Bij de verschillende Germaanse talen trad er dus duidelijk na zestig een verandering op. Voor het oudste Nederlands hebben we geen bewijzen/bewijsplaatsen, maar het lijkt onlogisch te veronderstellen dat het hier anders zal zijn geweest. Tsestich zal wel een analogievorming zijn; ‘feertech’ en ‘fijftech’ zijn het zeker. In Schönfeld's historische grammatica van het Nederlands (1970, achtste druk, blz. 153) lees ik: ‘in de Graafschap, waar s en z duidelijker onderscheiden worden dan in 't noorden, zegt men ook sestich, soventich, tach(en)tich, tnegentich, volgens Gallée ook fiftich, maar nog veertich.’ In het artikel uit Taalschat staat: ‘Maar letten wij nu op de samengestelde getallen, dan treft ons weer iets anders. Een en veertig, twee en veertig, enzovoort, tot negen en veertig toe worden alle uitgesproken met duidelijk zachte klank v; evenzo is het: fijftig, maar een en vijftig, vijf en vijftig, negen en vijftig. Doch na “sestig” volgen een en sestig, enzovoort tot negen en sestig, na seventig eveneens een en seventig enzovoort. Hier is de s-uitspraak vast door alle getallen heen’ (blz. 8).

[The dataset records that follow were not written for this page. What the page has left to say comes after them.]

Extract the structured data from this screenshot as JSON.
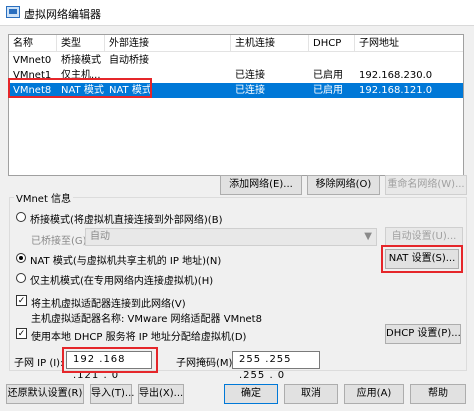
{
  "window": {
    "title": "虚拟网络编辑器"
  },
  "table": {
    "headers": [
      "名称",
      "类型",
      "外部连接",
      "主机连接",
      "DHCP",
      "子网地址"
    ],
    "rows": [
      [
        "VMnet0",
        "桥接模式",
        "自动桥接",
        "",
        "",
        ""
      ],
      [
        "VMnet1",
        "仅主机...",
        "",
        "已连接",
        "已启用",
        "192.168.230.0"
      ],
      [
        "VMnet8",
        "NAT 模式",
        "NAT 模式",
        "已连接",
        "已启用",
        "192.168.121.0"
      ]
    ],
    "selected_row": 2
  },
  "buttons": {
    "add_network": "添加网络(E)...",
    "remove_network": "移除网络(O)",
    "rename_network": "重命名网络(W)...",
    "auto_settings": "自动设置(U)...",
    "nat_settings": "NAT 设置(S)...",
    "dhcp_settings": "DHCP 设置(P)...",
    "restore_defaults": "还原默认设置(R)",
    "import": "导入(T)...",
    "export": "导出(X)...",
    "ok": "确定",
    "cancel": "取消",
    "apply": "应用(A)",
    "help": "帮助"
  },
  "vmnet_info": {
    "group_label": "VMnet 信息",
    "bridged_label": "桥接模式(将虚拟机直接连接到外部网络)(B)",
    "bridged_to_label": "已桥接至(G):",
    "bridged_to_value": "自动",
    "nat_label": "NAT 模式(与虚拟机共享主机的 IP 地址)(N)",
    "hostonly_label": "仅主机模式(在专用网络内连接虚拟机)(H)",
    "connect_adapter_label": "将主机虚拟适配器连接到此网络(V)",
    "adapter_name_label": "主机虚拟适配器名称: VMware 网络适配器 VMnet8",
    "use_dhcp_label": "使用本地 DHCP 服务将 IP 地址分配给虚拟机(D)",
    "mode_selected": "nat",
    "connect_adapter_checked": true,
    "use_dhcp_checked": true
  },
  "subnet": {
    "ip_label": "子网 IP (I):",
    "ip_value": "192 .168 .121 . 0",
    "mask_label": "子网掩码(M):",
    "mask_value": "255 .255 .255 . 0"
  },
  "colors": {
    "selection": "#0078d7",
    "highlight": "#e5262a"
  }
}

‘Feertech’ en ‘fijftech’ zijn analogievormingen, dat blijkt uit alles. Het blijft evenwel een niet op te lossen probleem of we moeten uitgaan van reeds in het Middelnederlands verdwenen vormen ‘tfeertich’ en ‘tfijftich’ of dat er nooit een t- geweest is en de v- van veertig en vijftig stemloos is geworden naar analogie van de stemloze uitspraak van de beginmedeklinkers van zestig en zeventig.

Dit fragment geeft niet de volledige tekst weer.